In the past, when I used to go into an office, I did not get to skip out of work because it was my birthday unless I had planned vacation. Birthdays are interesting and I will end this there. They have given me a lot of opportunities to think about ageism and I am very curious about what you think. If you would like to share, you are welcome to wish me a happy birthday.

It depends where it comes from. One thing I like about Instagram messages is it is easy to heart things. I always feel a sense of guilt because it feels it is such a superficial way to acknowledge someone but on my birthday, I want to do the minimal effort. I mainly would love to hear from you. How do you feel about birthdays? How do you feel about yourself and other people? Do you like to celebrate? What is this episode brought up for you in terms of ages? Have you experienced it and thought about it? How does it appear in your life, even with other people? Do you have any other resources? I would love to read them too.

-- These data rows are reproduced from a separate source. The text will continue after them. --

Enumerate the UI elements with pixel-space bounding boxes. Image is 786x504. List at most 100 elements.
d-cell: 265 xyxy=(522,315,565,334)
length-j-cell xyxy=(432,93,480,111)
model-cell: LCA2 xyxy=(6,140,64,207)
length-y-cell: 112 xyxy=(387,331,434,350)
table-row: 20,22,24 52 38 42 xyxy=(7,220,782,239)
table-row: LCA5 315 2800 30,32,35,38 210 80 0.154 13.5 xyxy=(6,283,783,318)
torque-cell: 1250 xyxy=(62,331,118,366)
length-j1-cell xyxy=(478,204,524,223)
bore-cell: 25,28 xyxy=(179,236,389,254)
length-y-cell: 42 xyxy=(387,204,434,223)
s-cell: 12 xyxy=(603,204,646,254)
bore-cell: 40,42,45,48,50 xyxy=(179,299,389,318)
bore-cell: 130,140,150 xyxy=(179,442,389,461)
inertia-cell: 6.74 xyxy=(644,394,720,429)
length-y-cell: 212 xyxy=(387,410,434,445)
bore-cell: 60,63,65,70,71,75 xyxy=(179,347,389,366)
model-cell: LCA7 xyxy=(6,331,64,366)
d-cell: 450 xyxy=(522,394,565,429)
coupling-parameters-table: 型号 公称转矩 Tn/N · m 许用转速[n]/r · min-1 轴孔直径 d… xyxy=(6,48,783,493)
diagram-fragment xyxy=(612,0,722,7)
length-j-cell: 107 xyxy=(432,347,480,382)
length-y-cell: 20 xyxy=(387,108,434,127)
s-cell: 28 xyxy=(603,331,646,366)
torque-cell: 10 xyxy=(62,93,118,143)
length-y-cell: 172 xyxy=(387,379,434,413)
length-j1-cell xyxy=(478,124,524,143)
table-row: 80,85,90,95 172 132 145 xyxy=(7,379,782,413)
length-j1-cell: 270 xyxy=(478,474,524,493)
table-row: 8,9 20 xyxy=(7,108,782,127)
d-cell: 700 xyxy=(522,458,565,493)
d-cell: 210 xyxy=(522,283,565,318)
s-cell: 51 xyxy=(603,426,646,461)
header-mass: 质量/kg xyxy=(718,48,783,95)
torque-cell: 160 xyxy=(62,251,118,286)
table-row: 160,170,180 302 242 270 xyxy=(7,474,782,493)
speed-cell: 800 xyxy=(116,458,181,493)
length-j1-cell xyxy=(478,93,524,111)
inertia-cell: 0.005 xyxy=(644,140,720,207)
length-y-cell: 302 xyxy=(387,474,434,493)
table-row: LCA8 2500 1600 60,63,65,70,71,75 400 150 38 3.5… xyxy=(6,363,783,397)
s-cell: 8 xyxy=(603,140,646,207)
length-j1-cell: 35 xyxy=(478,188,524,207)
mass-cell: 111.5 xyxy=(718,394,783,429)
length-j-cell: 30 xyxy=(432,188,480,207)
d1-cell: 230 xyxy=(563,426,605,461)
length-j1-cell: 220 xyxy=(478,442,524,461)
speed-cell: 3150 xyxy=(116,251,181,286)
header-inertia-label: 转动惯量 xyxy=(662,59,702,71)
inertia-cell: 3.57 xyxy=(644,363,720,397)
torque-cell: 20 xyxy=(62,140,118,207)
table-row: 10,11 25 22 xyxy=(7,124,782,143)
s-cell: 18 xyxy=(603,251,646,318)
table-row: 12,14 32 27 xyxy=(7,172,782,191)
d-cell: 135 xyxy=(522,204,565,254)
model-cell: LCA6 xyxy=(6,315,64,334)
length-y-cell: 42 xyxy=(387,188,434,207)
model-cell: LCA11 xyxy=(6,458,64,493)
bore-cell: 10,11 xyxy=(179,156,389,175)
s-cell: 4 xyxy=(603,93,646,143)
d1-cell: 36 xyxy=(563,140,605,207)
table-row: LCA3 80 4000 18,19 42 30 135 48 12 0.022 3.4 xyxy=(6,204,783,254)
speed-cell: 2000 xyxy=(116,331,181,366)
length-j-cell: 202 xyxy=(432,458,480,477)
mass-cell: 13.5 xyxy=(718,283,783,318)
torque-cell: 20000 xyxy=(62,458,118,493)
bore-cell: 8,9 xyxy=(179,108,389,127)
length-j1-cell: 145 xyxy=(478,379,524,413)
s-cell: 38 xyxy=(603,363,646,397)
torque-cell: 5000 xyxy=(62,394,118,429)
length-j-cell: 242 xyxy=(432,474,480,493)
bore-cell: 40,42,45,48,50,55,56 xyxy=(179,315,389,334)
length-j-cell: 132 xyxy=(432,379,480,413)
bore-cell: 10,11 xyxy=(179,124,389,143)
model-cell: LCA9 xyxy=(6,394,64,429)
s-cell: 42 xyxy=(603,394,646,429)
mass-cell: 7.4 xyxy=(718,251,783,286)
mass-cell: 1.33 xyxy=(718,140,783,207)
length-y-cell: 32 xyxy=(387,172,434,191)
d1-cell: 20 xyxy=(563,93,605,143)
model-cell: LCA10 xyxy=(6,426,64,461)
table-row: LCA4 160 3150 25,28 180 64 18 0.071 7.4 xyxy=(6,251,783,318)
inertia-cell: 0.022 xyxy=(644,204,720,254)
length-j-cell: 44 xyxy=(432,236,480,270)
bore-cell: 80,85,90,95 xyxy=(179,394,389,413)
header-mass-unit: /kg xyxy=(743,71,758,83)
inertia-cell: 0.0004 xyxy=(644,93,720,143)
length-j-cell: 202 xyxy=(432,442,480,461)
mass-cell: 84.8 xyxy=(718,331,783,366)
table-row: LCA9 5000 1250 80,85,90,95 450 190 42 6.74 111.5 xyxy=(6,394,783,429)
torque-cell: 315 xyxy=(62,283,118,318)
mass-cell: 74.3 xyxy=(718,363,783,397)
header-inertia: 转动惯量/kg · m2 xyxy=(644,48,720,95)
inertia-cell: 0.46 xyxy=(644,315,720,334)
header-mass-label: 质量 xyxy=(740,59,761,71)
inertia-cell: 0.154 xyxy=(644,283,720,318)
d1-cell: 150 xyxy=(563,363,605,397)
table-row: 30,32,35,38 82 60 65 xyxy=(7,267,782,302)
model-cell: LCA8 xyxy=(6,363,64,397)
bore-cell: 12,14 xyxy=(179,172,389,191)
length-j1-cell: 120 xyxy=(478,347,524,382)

Thank you so much for reading. I got a wonderful guest lined up. This one is especially great. I am looking at the schedule and seeing who is coming up for you. I am excited about every guest on the show but whenever I see who the next guest is, I am like, “I can’t wait for you to read.” I hope you enjoy it. I love hearing from you. I love to connect and I am wishing you all the very best with your life. If your birthday has happened anytime soon or is coming up, happy birthday to you. I hope you are full of gratitude and I will be back again soon. Bye.